This is a simple short paper with one main point. When you build an information extraction system (theirs in semi-supervised), including the output of a coreference resolution system should increase your recall, at the cost of precision. That’s pretty much what you would expect; the result is intuitive.

What was surprising was that the boost in recall was huge, with the system including coreference information having two or three times (or more) the recall of the system without it. Also surprising was that precision didn’t take much of a hit and even improved in some instances. The authors suggest that, while coreference is noisy, using it led to more local patterns because the two entities in the relation were generally closer together in the sentence than in the system without coreference information. Thus the local patterns balanced out the noise of the automatic coreference, and they did a little noise control in their learning algorithm, too.

I actually just did this same experiment for a class project, though our experiment was mostly an afterthought and it was pretty rushed. We saw the opposite result, with an increase in precision and a decrease in recall.
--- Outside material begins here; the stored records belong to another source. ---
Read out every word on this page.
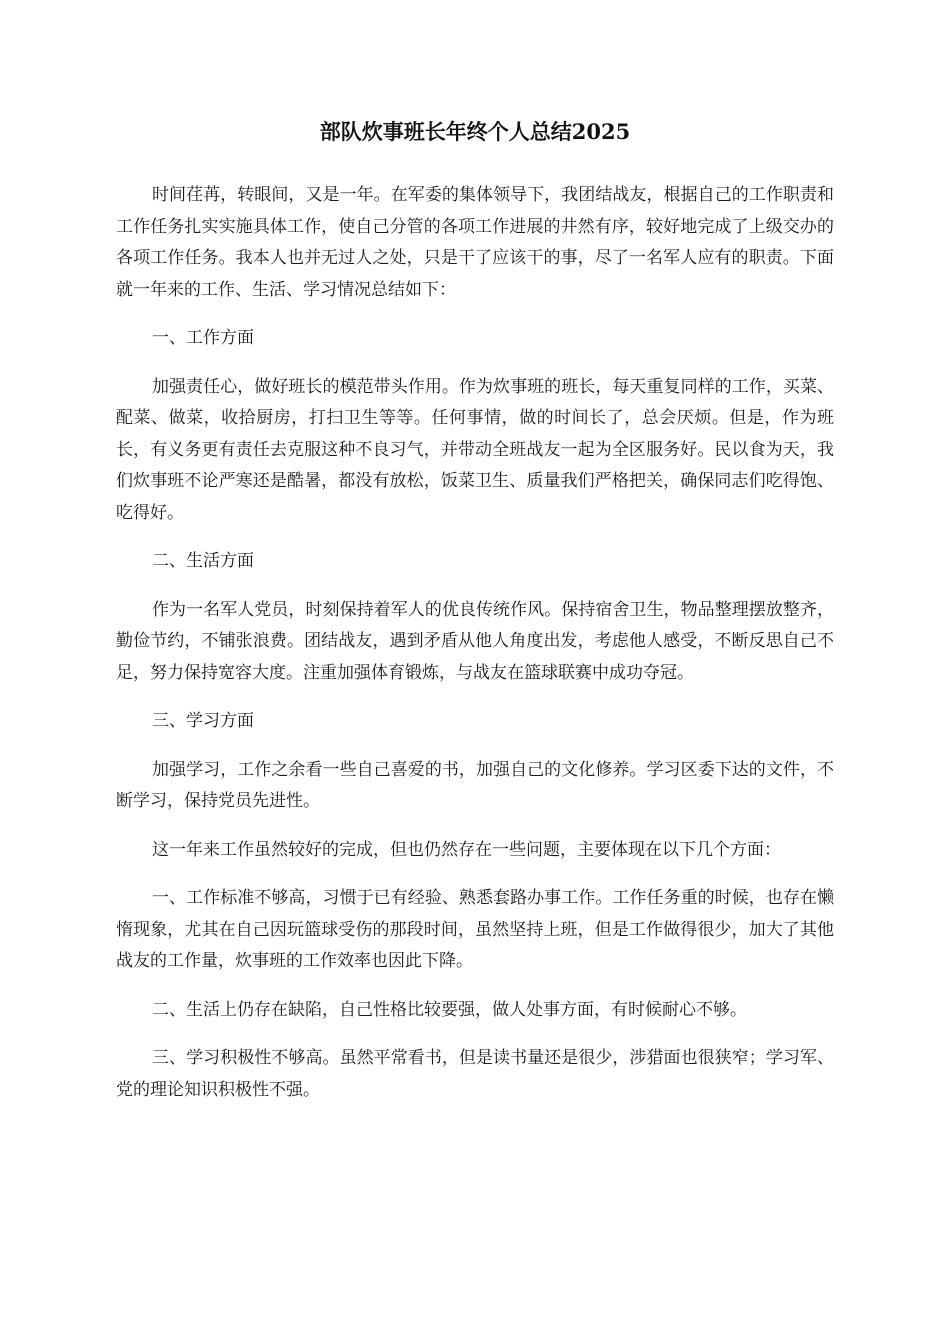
部队炊事班长年终个人总结2025

时间荏苒，转眼间，又是一年。在军委的集体领导下，我团结战友，根据自己的工作职责和工作任务扎实实施具体工作，使自己分管的各项工作进展的井然有序，较好地完成了上级交办的各项工作任务。我本人也并无过人之处，只是干了应该干的事，尽了一名军人应有的职责。下面就一年来的工作、生活、学习情况总结如下：

一、工作方面

加强责任心，做好班长的模范带头作用。作为炊事班的班长，每天重复同样的工作，买菜、配菜、做菜，收拾厨房，打扫卫生等等。任何事情，做的时间长了，总会厌烦。但是，作为班长，有义务更有责任去克服这种不良习气，并带动全班战友一起为全区服务好。民以食为天，我们炊事班不论严寒还是酷暑，都没有放松，饭菜卫生、质量我们严格把关，确保同志们吃得饱、吃得好。

二、生活方面

作为一名军人党员，时刻保持着军人的优良传统作风。保持宿舍卫生，物品整理摆放整齐，勤俭节约，不铺张浪费。团结战友，遇到矛盾从他人角度出发，考虑他人感受，不断反思自己不足，努力保持宽容大度。注重加强体育锻炼，与战友在篮球联赛中成功夺冠。

三、学习方面

加强学习，工作之余看一些自己喜爱的书，加强自己的文化修养。学习区委下达的文件，不断学习，保持党员先进性。

这一年来工作虽然较好的完成，但也仍然存在一些问题，主要体现在以下几个方面：

一、工作标准不够高，习惯于已有经验、熟悉套路办事工作。工作任务重的时候，也存在懒惰现象，尤其在自己因玩篮球受伤的那段时间，虽然坚持上班，但是工作做得很少，加大了其他战友的工作量，炊事班的工作效率也因此下降。

二、生活上仍存在缺陷，自己性格比较要强，做人处事方面，有时候耐心不够。

三、学习积极性不够高。虽然平常看书，但是读书量还是很少，涉猎面也很狭窄；学习军、党的理论知识积极性不强。
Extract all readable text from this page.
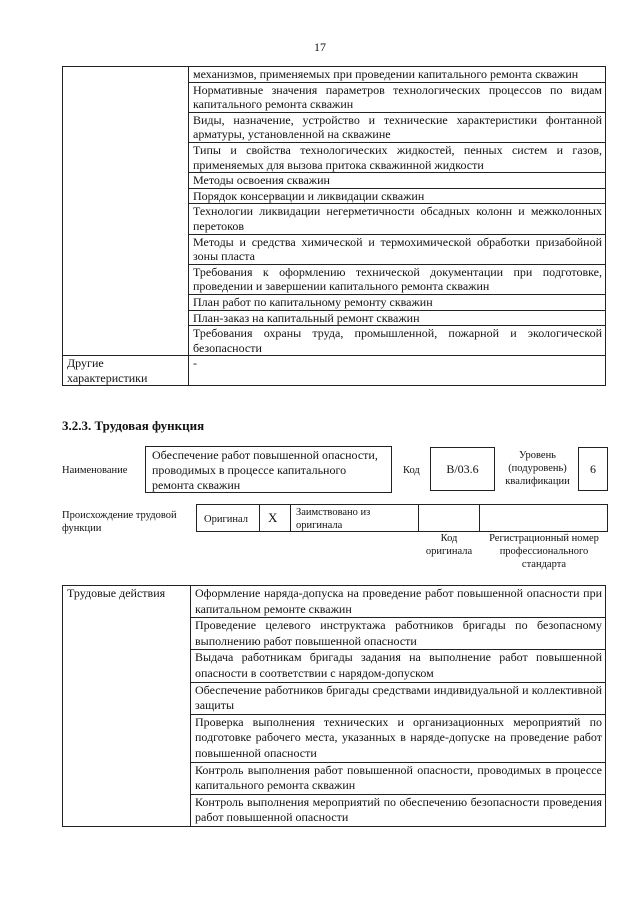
17
	механизмов, применяемых при проведении капитального ремонта скважин
	Нормативные значения параметров технологических процессов по видам капитального ремонта скважин
	Виды, назначение, устройство и технические характеристики фонтанной арматуры, установленной на скважине
	Типы и свойства технологических жидкостей, пенных систем и газов, применяемых для вызова притока скважинной жидкости
	Методы освоения скважин
	Порядок консервации и ликвидации скважин
	Технологии ликвидации негерметичности обсадных колонн и межколонных перетоков
	Методы и средства химической и термохимической обработки призабойной зоны пласта
	Требования к оформлению технической документации при подготовке, проведении и завершении капитального ремонта скважин
	План работ по капитальному ремонту скважин
	План-заказ на капитальный ремонт скважин
	Требования охраны труда, промышленной, пожарной и экологической безопасности
Другие характеристики	-
3.2.3. Трудовая функция
Наименование
Обеспечение работ повышенной опасности, проводимых в процессе капитального ремонта скважин
Код	B/03.6
Уровень (подуровень) квалификации
6
Происхождение трудовой функции
Оригинал X Заимствовано из оригинала
Код оригинала
Регистрационный номер профессионального стандарта
Трудовые действия	Оформление наряда-допуска на проведение работ повышенной опасности при капитальном ремонте скважин
Проведение целевого инструктажа работников бригады по безопасному выполнению работ повышенной опасности
Выдача работникам бригады задания на выполнение работ повышенной опасности в соответствии с нарядом-допуском
Обеспечение работников бригады средствами индивидуальной и коллективной защиты
Проверка выполнения технических и организационных мероприятий по подготовке рабочего места, указанных в наряде-допуске на проведение работ повышенной опасности
Контроль выполнения работ повышенной опасности, проводимых в процессе капитального ремонта скважин
Контроль выполнения мероприятий по обеспечению безопасности проведения работ повышенной опасности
I think the difference is from a few things. First, we were using a weakly-supervised approach with known entities from Freebase that we found in news articles. They used an iterative semi-supervised approach, which in the end is very similar to weak supervision, but presumably it starts with better seed examples. I think the result was that our initial data that we learned the classifier from was more noisy than their data. That is, the automatic processing of news articles to find entity pairs by string matching is a noisy process, and so there were a lot of bad sentences that we assumed encoded relation instances. They were able to start with some very high precision examples and slowly expand their set.
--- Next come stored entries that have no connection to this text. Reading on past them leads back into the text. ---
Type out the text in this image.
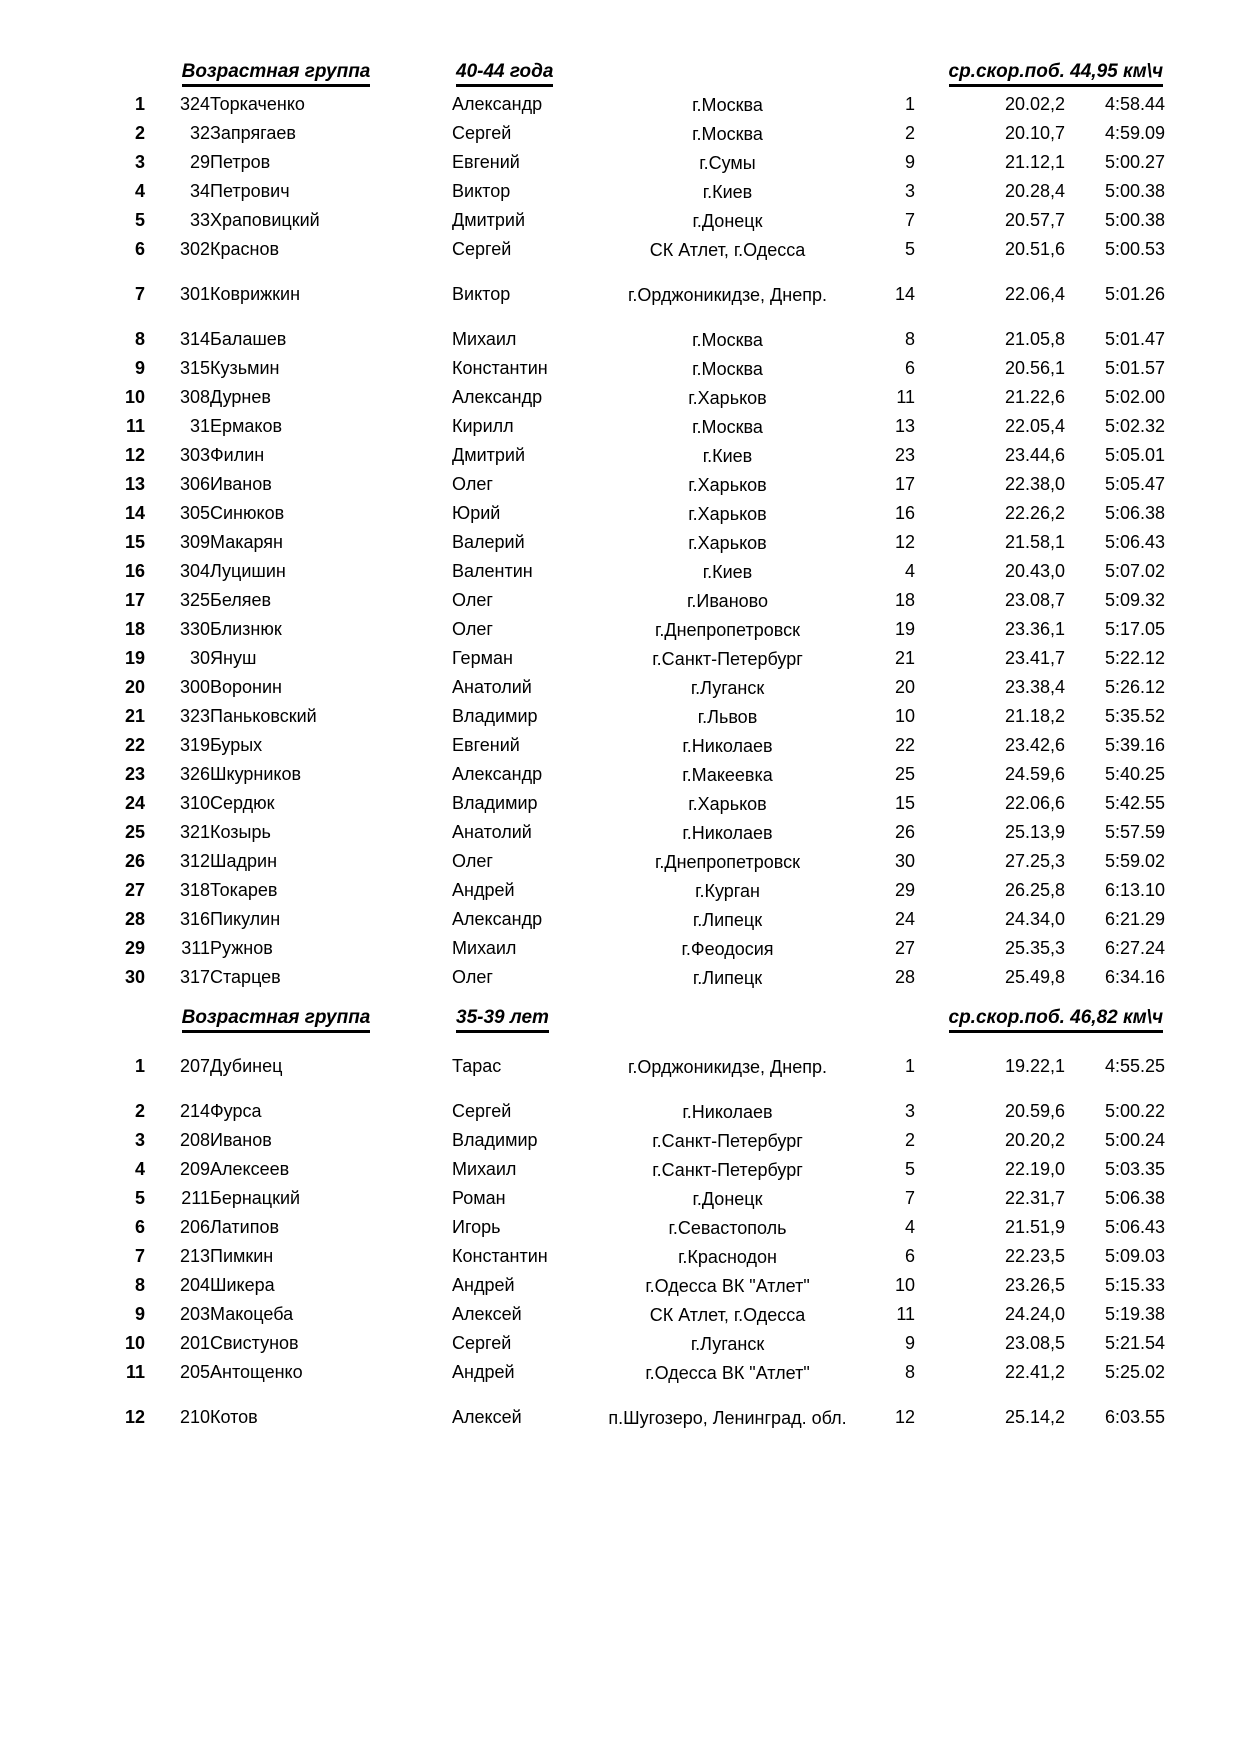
Возрастная группа			40-44 года		ср.скор.поб. 44,95 км\ч		
1	324	Торкаченко	Александр	г.Москва	1	20.02,2	4:58.44
2	32	Запрягаев	Сергей	г.Москва	2	20.10,7	4:59.09
3	29	Петров	Евгений	г.Сумы	9	21.12,1	5:00.27
4	34	Петрович	Виктор	г.Киев	3	20.28,4	5:00.38
5	33	Храповицкий	Дмитрий	г.Донецк	7	20.57,7	5:00.38
6	302	Краснов	Сергей	СК Атлет, г.Одесса	5	20.51,6	5:00.53
7	301	Коврижкин	Виктор	г.Орджоникидзе, Днепр.	14	22.06,4	5:01.26
8	314	Балашев	Михаил	г.Москва	8	21.05,8	5:01.47
9	315	Кузьмин	Константин	г.Москва	6	20.56,1	5:01.57
10	308	Дурнев	Александр	г.Харьков	11	21.22,6	5:02.00
11	31	Ермаков	Кирилл	г.Москва	13	22.05,4	5:02.32
12	303	Филин	Дмитрий	г.Киев	23	23.44,6	5:05.01
13	306	Иванов	Олег	г.Харьков	17	22.38,0	5:05.47
14	305	Синюков	Юрий	г.Харьков	16	22.26,2	5:06.38
15	309	Макарян	Валерий	г.Харьков	12	21.58,1	5:06.43
16	304	Луцишин	Валентин	г.Киев	4	20.43,0	5:07.02
17	325	Беляев	Олег	г.Иваново	18	23.08,7	5:09.32
18	330	Близнюк	Олег	г.Днепропетровск	19	23.36,1	5:17.05
19	30	Януш	Герман	г.Санкт-Петербург	21	23.41,7	5:22.12
20	300	Воронин	Анатолий	г.Луганск	20	23.38,4	5:26.12
21	323	Паньковский	Владимир	г.Львов	10	21.18,2	5:35.52
22	319	Бурых	Евгений	г.Николаев	22	23.42,6	5:39.16
23	326	Шкурников	Александр	г.Макеевка	25	24.59,6	5:40.25
24	310	Сердюк	Владимир	г.Харьков	15	22.06,6	5:42.55
25	321	Козырь	Анатолий	г.Николаев	26	25.13,9	5:57.59
26	312	Шадрин	Олег	г.Днепропетровск	30	27.25,3	5:59.02
27	318	Токарев	Андрей	г.Курган	29	26.25,8	6:13.10
28	316	Пикулин	Александр	г.Липецк	24	24.34,0	6:21.29
29	311	Ружнов	Михаил	г.Феодосия	27	25.35,3	6:27.24
30	317	Старцев	Олег	г.Липецк	28	25.49,8	6:34.16
Возрастная группа			35-39 лет		ср.скор.поб. 46,82 км\ч		
1	207	Дубинец	Тарас	г.Орджоникидзе, Днепр.	1	19.22,1	4:55.25
2	214	Фурса	Сергей	г.Николаев	3	20.59,6	5:00.22
3	208	Иванов	Владимир	г.Санкт-Петербург	2	20.20,2	5:00.24
4	209	Алексеев	Михаил	г.Санкт-Петербург	5	22.19,0	5:03.35
5	211	Бернацкий	Роман	г.Донецк	7	22.31,7	5:06.38
6	206	Латипов	Игорь	г.Севастополь	4	21.51,9	5:06.43
7	213	Пимкин	Константин	г.Краснодон	6	22.23,5	5:09.03
8	204	Шикера	Андрей	г.Одесса ВК "Атлет"	10	23.26,5	5:15.33
9	203	Макоцеба	Алексей	СК Атлет, г.Одесса	11	24.24,0	5:19.38
10	201	Свистунов	Сергей	г.Луганск	9	23.08,5	5:21.54
11	205	Антощенко	Андрей	г.Одесса ВК "Атлет"	8	22.41,2	5:25.02
12	210	Котов	Алексей	п.Шугозеро, Ленинград. обл.	12	25.14,2	6:03.55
The reason this has to do with coreference resolution is that our processing of the coreference results was pretty bad, and we ended up throwing away two thirds of our data due to faulty processing (among other things). I have a strong suspicion that among the sentences we threw away were many sentences that were bad examples to begin with, and that is why our precision went up when we threw them away. The take away from this experiment, then, is that if you are trying to automatically build training data, the more independent ways you have of producing examples (i.e., string matching and coreference resolution), the more clean your data will be.
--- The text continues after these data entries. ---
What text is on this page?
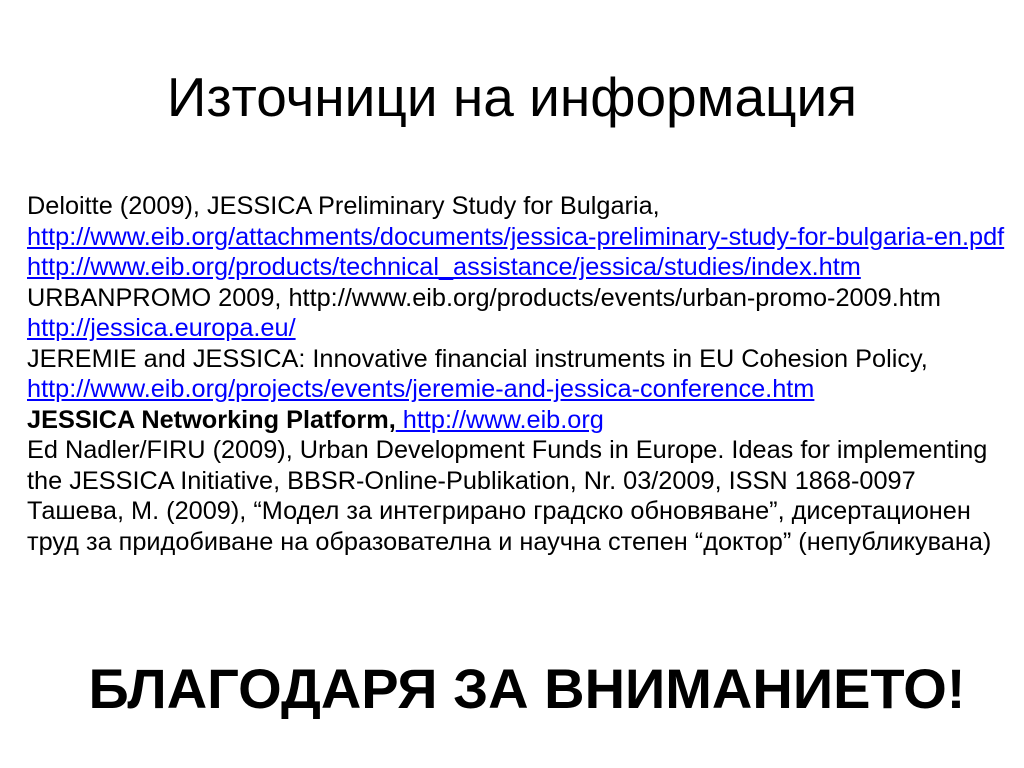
Източници на информация
Deloitte (2009), JESSICA Preliminary Study for Bulgaria,
http://www.eib.org/attachments/documents/jessica-preliminary-study-for-bulgaria-en.pdf
http://www.eib.org/products/technical_assistance/jessica/studies/index.htm
URBANPROMO 2009, http://www.eib.org/products/events/urban-promo-2009.htm
http://jessica.europa.eu/
JEREMIE and JESSICA: Innovative financial instruments in EU Cohesion Policy,
http://www.eib.org/projects/events/jeremie-and-jessica-conference.htm
JESSICA Networking Platform, http://www.eib.org
Ed Nadler/FIRU (2009), Urban Development Funds in Europe. Ideas for implementing
the JESSICA Initiative, BBSR-Online-Publikation, Nr. 03/2009, ISSN 1868-0097
Ташева, М. (2009), “Модел за интегрирано градско обновяване”, дисертационен
труд за придобиване на образователна и научна степен “доктор” (непубликувана)
БЛАГОДАРЯ ЗА ВНИМАНИЕТО!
Also, another reason for the difference in our outcomes is that they were using Wikipedia as a large chunk of their dataset. Entities are easy to find in Wikipedia, and pronouns are really common in articles describing those entities. Of course you’re going to get a huge boost if you use coreference information there. I don’t have any data to back this up, but I suspect the potential for improvement from coreference resolution is a lot smaller in news articles than in wikipedia, because sentences are a lot less declarative and don’t have as many pronouns. Instead they express the relations in the words themselves, using every mention as a way to add more information about the entities (e.g., Steve Jobs, founder of Apple, Inc., was in Detroit today for a convocation. The computer company executive spoke about… The mention in the second sentence, the computer company executive, would probably be an entire sentence with a pronoun in Wikipedia, but the mention itself encodes the information in the news article).

I guess that was long. If any of you are still reading, you must really be interested =). I do this mostly for myself, to organize my thoughts after reading a paper and to have them in a place I can find them again. If you do actually read these and find them interesting, I would be interested in knowing that.